My heart bangsviolently against my ribcage. So hard I’m certain it must be about to falter and stop for good.

I watch the red glow of the taillights as he pulls away, and before I even know what I am doing, I’m running after him, screaming for him to come back. My feet pound over the pavement with such force it shoots daggers up my shins.

Here I am, set free right in front of my parents’ house, but instead of running toward the safety of that house—all I want is the safety that I found in him. His taillights disappear and I’m left, out of breath, in the middle of this dark road. My lungs burn from the cold air I’m sucking back, my cheeks sting, and my heart is shattered. Crying, I turn and head toward the entrance of the driveway, and for a moment I think maybe I should just lie down on this road and let it all go. At this moment, death—the very thing I wanted to escape—well, to my broken heart and wounded spirit, death seems peaceful.

Headlights shine across the highway as a car turns out of my driveway. The bright lights cause me to squint. The brakes screech to a halt and the driver’s side door flies open, my mother clamoring out, her hand plastered to her mouth. She rounds the front of the car and stops, leaning over and bracing her hands on the hood while tears stream down her face.

“Ava…” she sobs. “Please, God. I’m not losing my mind.” Her eyes narrow and I take off in a sprint toward her, my legs weak with fear at what I’ve lost, at who I’ve now become. “Ava!” she screams, her cries echoing into the cold night.

Colliding with each other, we wrap our arms around one another. She grabs onto me, holding me so tight I can’t pull in a full breath. She kisses my forehead, my cheeks, thanking a God she doesn’t even believe in for bringing me home as she breaks down. I rest my head against her shoulder and stare into the headlights of the stopped car.
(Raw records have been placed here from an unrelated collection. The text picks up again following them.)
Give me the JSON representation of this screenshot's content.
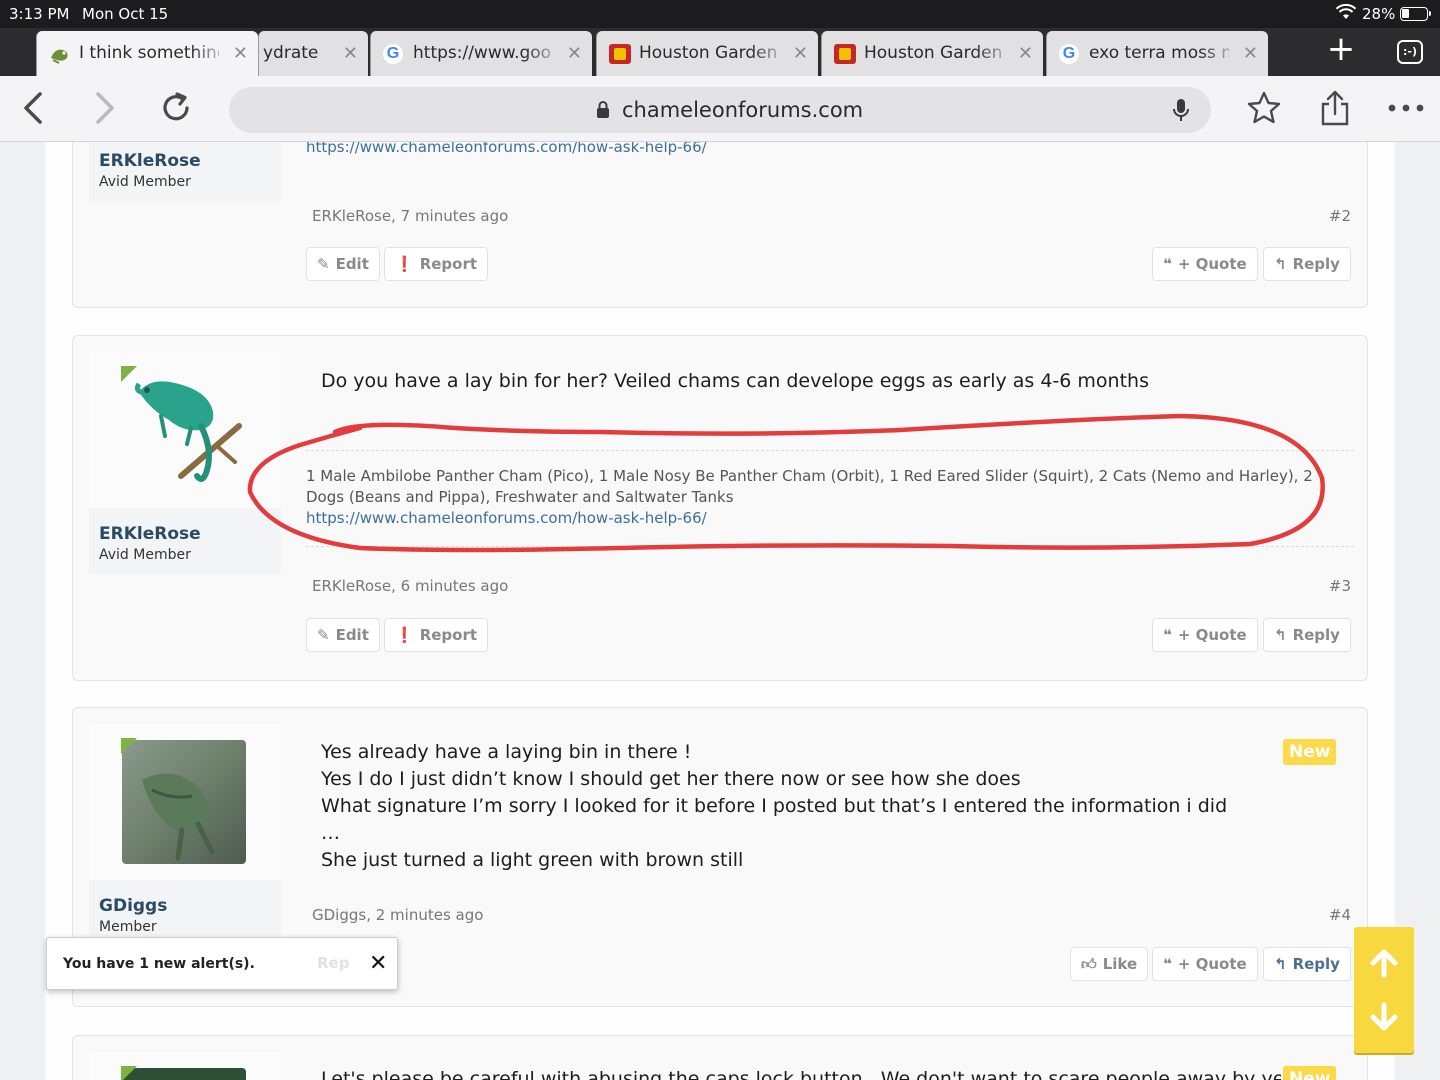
{
  "status_bar": {
    "time": "3:13 PM",
    "date": "Mon Oct 15",
    "battery": "28%"
  },
  "tabs": [
    {
      "title": "I think something",
      "favicon": "chameleon-favicon",
      "active": true
    },
    {
      "title": "ydrate",
      "favicon": "none",
      "active": false
    },
    {
      "title": "https://www.goo",
      "favicon": "google-g",
      "active": false
    },
    {
      "title": "Houston Garden",
      "favicon": "houston-garden-favicon",
      "active": false
    },
    {
      "title": "Houston Garden",
      "favicon": "houston-garden-favicon",
      "active": false
    },
    {
      "title": "exo terra moss m",
      "favicon": "google-g",
      "active": false
    }
  ],
  "tab_switcher_label": ":-)",
  "address_bar": {
    "url": "chameleonforums.com"
  },
  "posts": [
    {
      "sig_link": "https://www.chameleonforums.com/how-ask-help-66/",
      "username": "ERKleRose",
      "user_title": "Avid Member",
      "meta": "ERKleRose, 7 minutes ago",
      "post_number": "#2",
      "buttons": {
        "edit": "Edit",
        "report": "Report",
        "quote": "+ Quote",
        "reply": "Reply"
      }
    },
    {
      "text": "Do you have a lay bin for her? Veiled chams can develope eggs as early as 4-6 months",
      "signature": "1 Male Ambilobe Panther Cham (Pico), 1 Male Nosy Be Panther Cham (Orbit), 1 Red Eared Slider (Squirt), 2 Cats (Nemo and Harley), 2 Dogs (Beans and Pippa), Freshwater and Saltwater Tanks",
      "sig_link": "https://www.chameleonforums.com/how-ask-help-66/",
      "username": "ERKleRose",
      "user_title": "Avid Member",
      "meta": "ERKleRose, 6 minutes ago",
      "post_number": "#3",
      "buttons": {
        "edit": "Edit",
        "report": "Report",
        "quote": "+ Quote",
        "reply": "Reply"
      }
    },
    {
      "lines": [
        "Yes already have a laying bin in there !",
        "Yes I do I just didn’t know I should get her there now or see how she does",
        "What signature I’m sorry I looked for it before I posted but that’s I entered the information i did",
        "…",
        "She just turned a light green with brown still"
      ],
      "badge": "New",
      "username": "GDiggs",
      "user_title": "Member",
      "meta": "GDiggs, 2 minutes ago",
      "post_number": "#4",
      "buttons": {
        "report": "Rep",
        "like": "Like",
        "quote": "+ Quote",
        "reply": "Reply"
      }
    },
    {
      "text": "Let's please be careful with abusing the caps lock button.. We don't want to scare people away by yelling",
      "badge": "New"
    }
  ],
  "alert": {
    "message": "You have 1 new alert(s)."
  },
  "colors": {
    "annotation": "#e23c3c",
    "badge": "#fbd94a",
    "username": "#2b4a63",
    "link": "#3d6f9c"
  }
}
I’ve been set free, but what good is freedom to a bird who has no wings?

32

Ava

Day 7—home

My brother wanted me dead.I let that set in and sink deeper beneath the covers.
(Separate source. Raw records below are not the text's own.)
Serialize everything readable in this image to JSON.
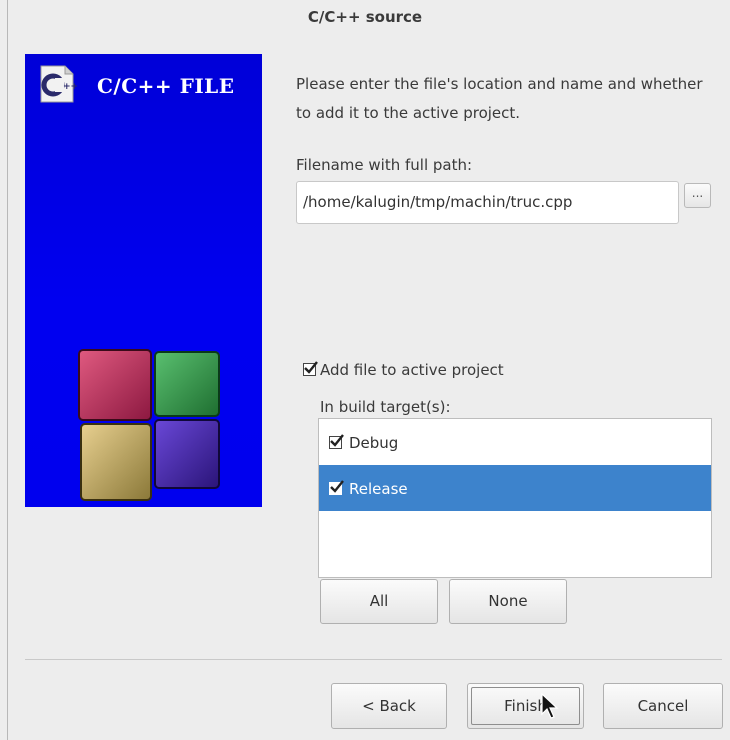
{
  "window": {
    "title": "C/C++ source"
  },
  "banner": {
    "text": "C/C++ FILE",
    "logo_icon": "cpp-file-icon"
  },
  "intro_text": "Please enter the file's location and name and whether to add it to the active project.",
  "filename": {
    "label": "Filename with full path:",
    "value": "/home/kalugin/tmp/machin/truc.cpp",
    "browse_label": "..."
  },
  "add_to_project": {
    "label": "Add file to active project",
    "checked": true
  },
  "build_targets": {
    "label": "In build target(s):",
    "items": [
      {
        "label": "Debug",
        "checked": true,
        "selected": false
      },
      {
        "label": "Release",
        "checked": true,
        "selected": true
      }
    ],
    "all_label": "All",
    "none_label": "None"
  },
  "footer": {
    "back_label": "< Back",
    "finish_label": "Finish",
    "cancel_label": "Cancel"
  },
  "colors": {
    "banner_blue": "#0000ee",
    "selection_blue": "#3d83cc"
  }
}
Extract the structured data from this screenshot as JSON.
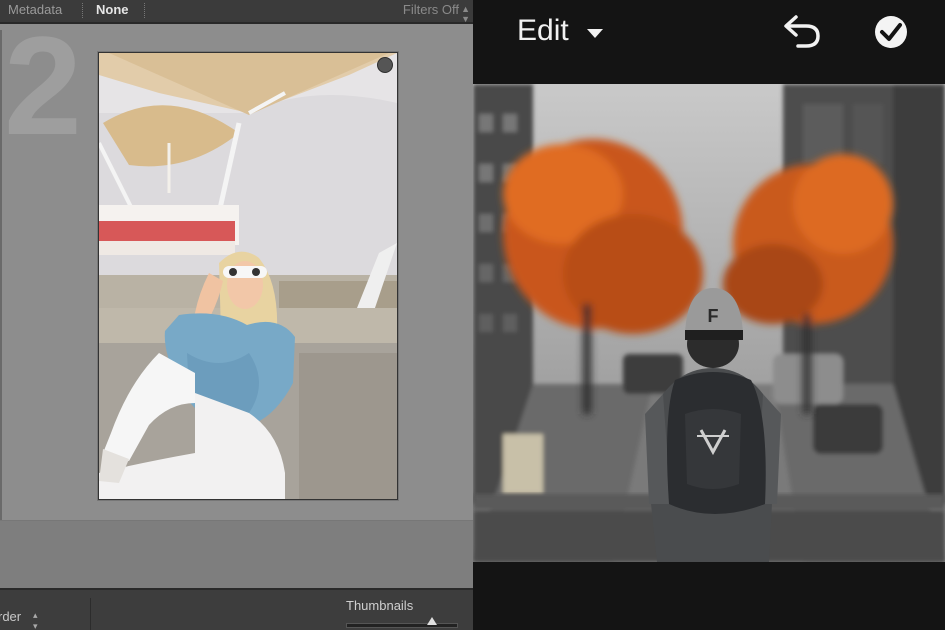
{
  "left_panel": {
    "filter_bar": {
      "metadata_label": "Metadata",
      "none_label": "None",
      "filters_label": "Filters Off"
    },
    "grid": {
      "cell_number": "2",
      "photo_icon": "ferris-wheel-portrait-photo",
      "badge_icon": "circle-badge-icon"
    },
    "toolbar": {
      "sort_label": "rder",
      "thumbnails_label": "Thumbnails",
      "thumbnail_slider_value": 0.78
    }
  },
  "right_panel": {
    "title": "Edit",
    "icons": {
      "caret": "caret-down-icon",
      "undo": "undo-arrow-icon",
      "done": "checkmark-circle-icon"
    },
    "photo_icon": "city-street-backpacker-photo"
  },
  "colors": {
    "lightroom_gray": "#8f8f8f",
    "mobile_dark": "#141414",
    "autumn_orange": "#d9641a"
  }
}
And instead of me being the one dead, it’s him. They waited until this morning to tell me, and had I not asked where he was, I don’t know how long they would have waited. He was murdered. He had enough drugs on him to be considered a dealer, so the investigation didn’t go too far. The police chalked it up to a bad deal. But I know better.
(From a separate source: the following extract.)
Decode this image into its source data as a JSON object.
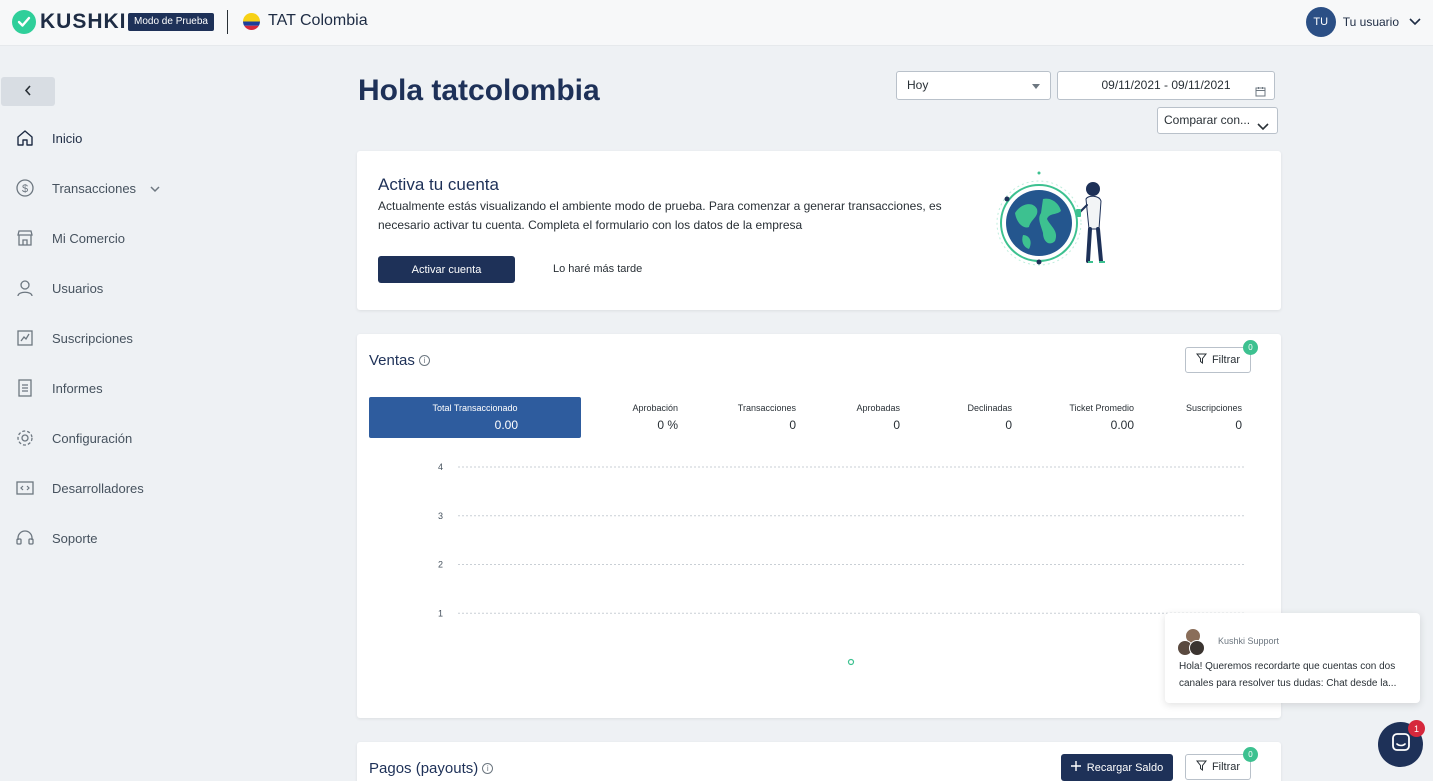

I know Max did it, and that proves to me he loved me. Brandon was going to kill them and take the insurance money. Max protected not only me, but my family—my father who killed his family—he saved even my father from death, and what more selfless act is there than protecting your enemy? I think maybe Max knew one day he would let me go and he didn’t want me to suffer the same loss he had.

That. Is. Love.

And it is gone, forever.

There’s a knock on my bedroom door before I hear the doorknob twist; the hinges creak.

“Ava, feetheart?” My father’s deep southern drawl sends a sense of comfort sweeping through me. He steps inside, a sympathetic smile on his rugged face. “You know I love you.”

“Of course.”

“But…”—scratching over his salt and pepper beard, he crosses the room and takes a seat on the edge of my bed—“I’m trying to be understanding, I am, but I need to know who this man was.”

“I don’t know who he was.”

And that’s not a lie. I don’t know who he was outside of that room. Daddy takes a deep breath and closes his eyes. I watch him swallow and exhale.

“Ava. You are doing no favors by not telling me. I will find him.”

I shake my head. “You can’t find a ghost, Daddy.”

His gaze narrows on me, deep wrinkles settling on his forehead. “I have little tolerance for this, Ava.”

“He didn’t hurt me. The men who did—he killed them. He saved me.” I feel my chest tighten, my throat constricting. “He saved me, Daddy.”

My father tosses his head back on a groan and stares at the ceiling for a moment.

“Daddy?” He drops his head and looks at me. “What matters more to you? Me or revenge?”

He grabs my foot and squeezes. “Always you. You and your mother are my world.”

“Then leave him alone. It’d break me to know you killed him. Please, Daddy.”

Closing his eyes, he releases a hard sigh before grabbing me and pulling me to his chest. “You’re asking an awful lot of me.”